Die GEW hat im Dezember eine eigene Vorschlagsliste mit 15 Punkten vorgestellt, wie der Bedarf an Lehrkräften gedeckt werden könnte. Die sich natürlich radikal von der Notlösung der Kultusminister unterscheidet.

Linke-Kritik: Wer Lehrkräfte will, muss Freiheit und gute Arbeitszeiten bieten

Auf den grundlegenden Denkfehler in der Vorschlagsliste der Kultusministerkonferenz weist auch die bildungspolitische Sprecherin der Linksfraktion, Luise Neuhaus-Wartenberg, hin. Denn dahinter steckt das alte und fatale Denken der konservativen Finanzminister, die fest davon überzeugt sind, dass die Menschen immer zu wenig arbeiten. Man kann es auch deutlicher formulieren: Es ist das falsche Bild vom „faulen Lehrer“.

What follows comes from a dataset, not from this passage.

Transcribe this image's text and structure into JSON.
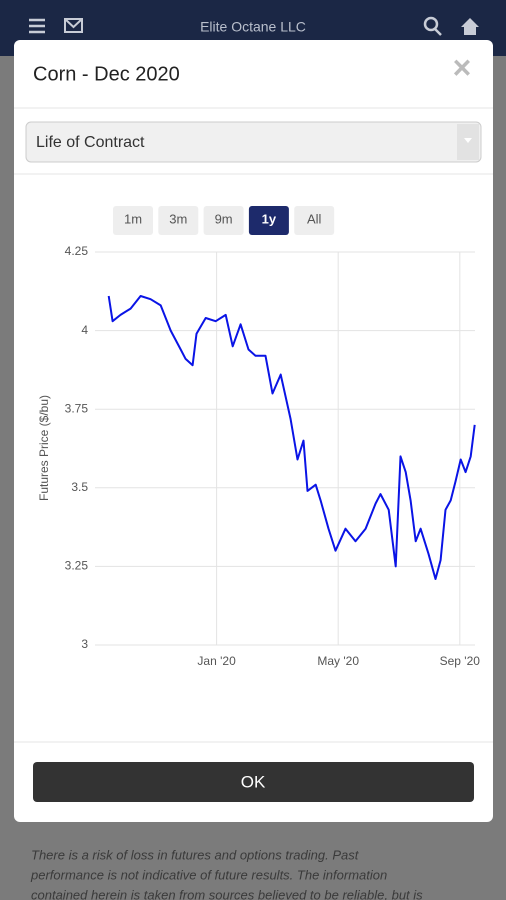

Dass der aber in ein enges Korsett gepresst wird, das Wissen und Bildung nicht als ganzheitliches Konzept versteht, sondern als Fließbandarbeit für genormte Karrieren, werden diese Leute wohl nie verstehen. Und dass dieses Lieferprogramm für Bausteinwissen den Beruf geradezu unattraktiv macht, ebenfalls nicht.

„Die Empfehlungen der KMK sind wirklich hanebüchen. Ich schließe mich der Einschätzung der GEW an. Die Staatsregierung muss alle zumutbaren Mittel ausschöpfen, um mehr Lehrkräfte zu gewinnen. Die beste Werbung für den Lehrkraftberuf sind aber weder Mehrbelastung noch Einschränkungen, sondern gute Arbeitsbedingungen, Gestaltungsfreiheit und Freude“, sagt Luise Neuhaus-Wartenberg.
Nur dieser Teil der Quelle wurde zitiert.